En novembre 2006, Michael Jackson se rend à Londres afin de visiter les bureaux du Livre Guinness des records. Il reçoit à cette occasion un prix pour avoir battu huit records dont celui de « Premier artiste à avoir gagné plus de 100 millions de dollars en un an », « Premier artiste à avoir vendu plus de 100 millions de disques en dehors des États-Unis » ou encore « Meilleur artiste de tous les temps »[78],[79]. Michael Jackson est également présent aux World Music Awards pour y recevoir le Diamond Award, récompense réservée aux artistes ayant vendu plus de 100 millions d'albums[80].
Mort
Circonstances
[Le 25 juin 2009, Michael Jackson se trouve dans sa maison d'Holmby Hills, un quartier de Bel Air à Los Angeles, lorsqu'il perd connaissance peu avant midi. Les secours paramédicaux du Los Angeles Fire Department arrivent rapidement sur place[92] où ils constatent que son médecin personnel est déjà en train de procéder à une réanimation cardio-pulmonaire. Transporté au Ronald Reagan UCLA Medical Center, Michael Jackson décède malgré plus d'une heure de tentatives de réanimation[93]. Le site TMZ.com, le premier, annonce la mort de la star[94]. Sa mort est annoncée officiellement à la presse américaine quelques minutes plus tard par son frère aîné Jermaine Jackson.

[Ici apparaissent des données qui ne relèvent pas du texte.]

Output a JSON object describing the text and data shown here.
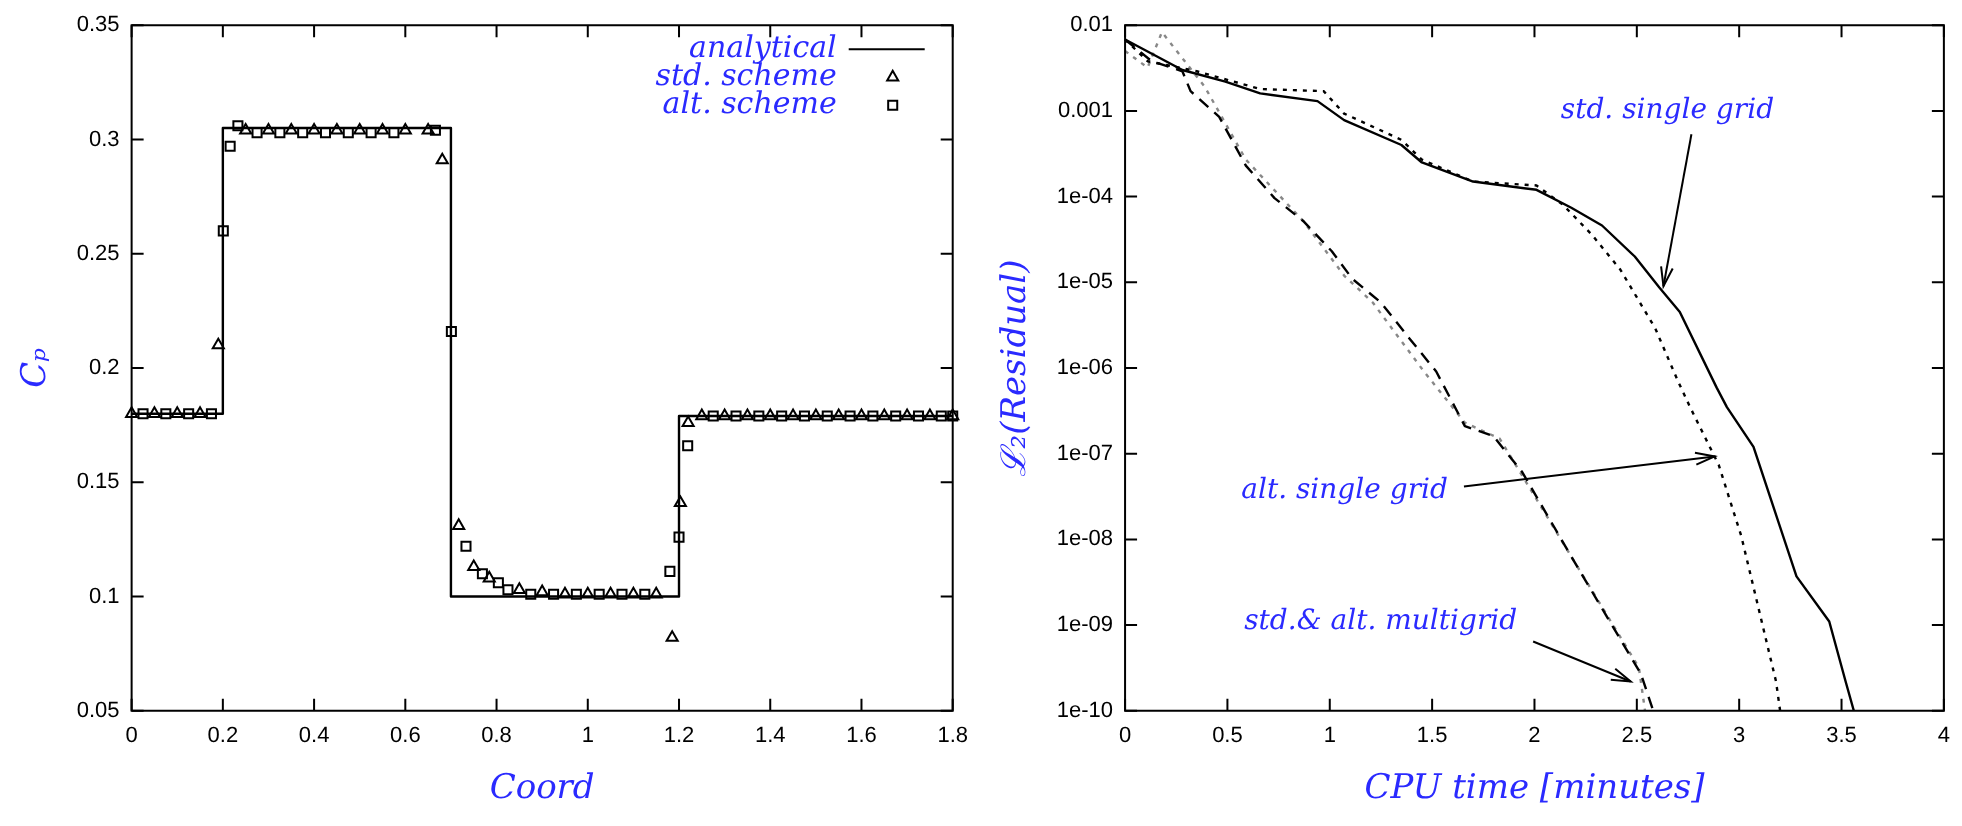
{
  "chart_data": [
    {
      "type": "scatter",
      "xlabel": "Coord",
      "ylabel": "Cₚ",
      "xlim": [
        0,
        1.8
      ],
      "ylim": [
        0.05,
        0.35
      ],
      "xticks": [
        0,
        0.2,
        0.4,
        0.6,
        0.8,
        1,
        1.2,
        1.4,
        1.6,
        1.8
      ],
      "yticks": [
        0.05,
        0.1,
        0.15,
        0.2,
        0.25,
        0.3,
        0.35
      ],
      "legend": "top right",
      "series": [
        {
          "name": "analytical",
          "type": "line",
          "color": "#000000",
          "marker": "none",
          "line_style": "solid",
          "x": [
            0,
            0.2,
            0.2,
            0.7,
            0.7,
            1.2,
            1.2,
            1.8
          ],
          "values": [
            0.18,
            0.18,
            0.305,
            0.305,
            0.1,
            0.1,
            0.179,
            0.179
          ]
        },
        {
          "name": "std. scheme",
          "type": "scatter",
          "color": "#000000",
          "marker": "triangle",
          "x": [
            0,
            0.05,
            0.1,
            0.15,
            0.19,
            0.25,
            0.3,
            0.35,
            0.4,
            0.45,
            0.5,
            0.55,
            0.6,
            0.65,
            0.681,
            0.717,
            0.75,
            0.784,
            0.85,
            0.9,
            0.95,
            1.0,
            1.05,
            1.1,
            1.15,
            1.185,
            1.203,
            1.22,
            1.25,
            1.3,
            1.35,
            1.4,
            1.45,
            1.5,
            1.55,
            1.6,
            1.65,
            1.7,
            1.75,
            1.8
          ],
          "values": [
            0.18,
            0.18,
            0.18,
            0.18,
            0.21,
            0.304,
            0.304,
            0.304,
            0.304,
            0.304,
            0.304,
            0.304,
            0.304,
            0.304,
            0.291,
            0.131,
            0.113,
            0.108,
            0.103,
            0.102,
            0.101,
            0.101,
            0.101,
            0.101,
            0.101,
            0.082,
            0.141,
            0.176,
            0.179,
            0.179,
            0.179,
            0.179,
            0.179,
            0.179,
            0.179,
            0.179,
            0.179,
            0.179,
            0.179,
            0.179
          ]
        },
        {
          "name": "alt. scheme",
          "type": "scatter",
          "color": "#000000",
          "marker": "square",
          "x": [
            0.025,
            0.075,
            0.125,
            0.175,
            0.201,
            0.216,
            0.233,
            0.275,
            0.325,
            0.375,
            0.425,
            0.475,
            0.525,
            0.575,
            0.666,
            0.701,
            0.733,
            0.769,
            0.804,
            0.825,
            0.875,
            0.925,
            0.975,
            1.025,
            1.075,
            1.125,
            1.18,
            1.2,
            1.219,
            1.275,
            1.325,
            1.375,
            1.425,
            1.475,
            1.525,
            1.575,
            1.625,
            1.675,
            1.725,
            1.775,
            1.8
          ],
          "values": [
            0.18,
            0.18,
            0.18,
            0.18,
            0.26,
            0.297,
            0.306,
            0.303,
            0.303,
            0.303,
            0.303,
            0.303,
            0.303,
            0.303,
            0.304,
            0.216,
            0.122,
            0.11,
            0.106,
            0.103,
            0.101,
            0.101,
            0.101,
            0.101,
            0.101,
            0.101,
            0.111,
            0.126,
            0.166,
            0.179,
            0.179,
            0.179,
            0.179,
            0.179,
            0.179,
            0.179,
            0.179,
            0.179,
            0.179,
            0.179,
            0.179
          ]
        }
      ]
    },
    {
      "type": "line",
      "xlabel": "CPU time [minutes]",
      "ylabel": "ℒ₂(Residual)",
      "log": "y",
      "xlim": [
        0,
        4
      ],
      "ylim": [
        1e-10,
        0.01
      ],
      "xticks": [
        0,
        0.5,
        1,
        1.5,
        2,
        2.5,
        3,
        3.5,
        4
      ],
      "yticks": [
        {
          "value": 1e-10,
          "label": "1e-10"
        },
        {
          "value": 1e-09,
          "label": "1e-09"
        },
        {
          "value": 1e-08,
          "label": "1e-08"
        },
        {
          "value": 1e-07,
          "label": "1e-07"
        },
        {
          "value": 1e-06,
          "label": "1e-06"
        },
        {
          "value": 1e-05,
          "label": "1e-05"
        },
        {
          "value": 0.0001,
          "label": "1e-04"
        },
        {
          "value": 0.001,
          "label": "0.001"
        },
        {
          "value": 0.01,
          "label": "0.01"
        }
      ],
      "marker": "none",
      "series": [
        {
          "color": "#000000",
          "line_style": "solid",
          "x": [
            0,
            0.28,
            0.49,
            0.66,
            0.94,
            1.07,
            1.35,
            1.45,
            1.7,
            2.01,
            2.18,
            2.33,
            2.49,
            2.61,
            2.71,
            2.89,
            2.94,
            3.07,
            3.28,
            3.44,
            3.52,
            3.56
          ],
          "values": [
            0.0068,
            0.003,
            0.0022,
            0.0016,
            0.0013,
            0.00078,
            0.0004,
            0.00025,
            0.00015,
            0.00012,
            7.4e-05,
            4.6e-05,
            2e-05,
            8.7e-06,
            4.5e-06,
            5.9e-07,
            3.5e-07,
            1.2e-07,
            3.7e-09,
            1.1e-09,
            2.2e-10,
            1e-10
          ]
        },
        {
          "color": "#000000",
          "line_style": "dotted",
          "x": [
            0,
            0.11,
            0.35,
            0.66,
            0.97,
            1.07,
            1.35,
            1.45,
            1.7,
            2.01,
            2.14,
            2.28,
            2.42,
            2.59,
            2.7,
            2.76,
            2.9,
            3.01,
            3.18,
            3.2
          ],
          "values": [
            0.0068,
            0.0038,
            0.0029,
            0.0018,
            0.0017,
            0.00093,
            0.00046,
            0.00027,
            0.00015,
            0.000135,
            8e-05,
            3.6e-05,
            1.4e-05,
            2.9e-06,
            7.1e-07,
            3.5e-07,
            7.4e-08,
            1.1e-08,
            2.2e-10,
            1e-10
          ]
        },
        {
          "color": "#000000",
          "line_style": "dashed",
          "x": [
            0,
            0.13,
            0.28,
            0.32,
            0.46,
            0.59,
            0.73,
            0.87,
            1.01,
            1.11,
            1.25,
            1.39,
            1.52,
            1.66,
            1.8,
            1.94,
            2.18,
            2.35,
            2.52,
            2.58
          ],
          "values": [
            0.0068,
            0.0038,
            0.0029,
            0.0017,
            0.00085,
            0.00023,
            9.6e-05,
            5.2e-05,
            2.3e-05,
            1.1e-05,
            5.8e-06,
            2.2e-06,
            9.1e-07,
            2.1e-07,
            1.6e-07,
            6.1e-08,
            6.3e-09,
            1.3e-09,
            2.7e-10,
            1e-10
          ]
        },
        {
          "color": "#888888",
          "line_style": "dotted",
          "x": [
            0,
            0.11,
            0.18,
            0.39,
            0.59,
            0.87,
            1.07,
            1.21,
            1.46,
            1.66,
            1.83,
            2.18,
            2.51,
            2.54
          ],
          "values": [
            0.005,
            0.0032,
            0.0083,
            0.0019,
            0.00027,
            5.2e-05,
            1.2e-05,
            5.8e-06,
            9.1e-07,
            2.3e-07,
            1.5e-07,
            6.3e-09,
            3.2e-10,
            1e-10
          ]
        }
      ],
      "annotations": [
        {
          "text": "std. single grid",
          "x": 2.63,
          "y": 9e-06
        },
        {
          "text": "alt. single grid",
          "x": 2.88,
          "y": 9.3e-08
        },
        {
          "text": "std.& alt. multigrid",
          "x": 2.47,
          "y": 2.2e-10
        }
      ]
    }
  ]
}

Une première autopsie médico-légale est pratiquée, puis à la demande de la famille, une deuxième dans un cadre privé quelques jours plus tard – le père de l'artiste ayant des doutes sur les raisons de la mort.[/size]Au fur et à mesure de l'enquête, les accusations se portent toutes sur son médecin personnel, criblé de dettes[95], qui lui aurait injecté du propofol.
Un hommage planétaire
À l'annonce de sa mort, de nombreuses personnes se sont rassemblées spontanément pour lui rendre hommage et les membres de la Chambre des représentants des États-Unis ont observé une minute de silence en son honneur[96]. La vague d'émotion qui a suivi sa mort a également provoqué un phénomène de média sans précédent, notamment au travers de l'audience mesurée par Akamai qui a fait état d'une progression de la consultation des sites d'information de plus de 50 %[97].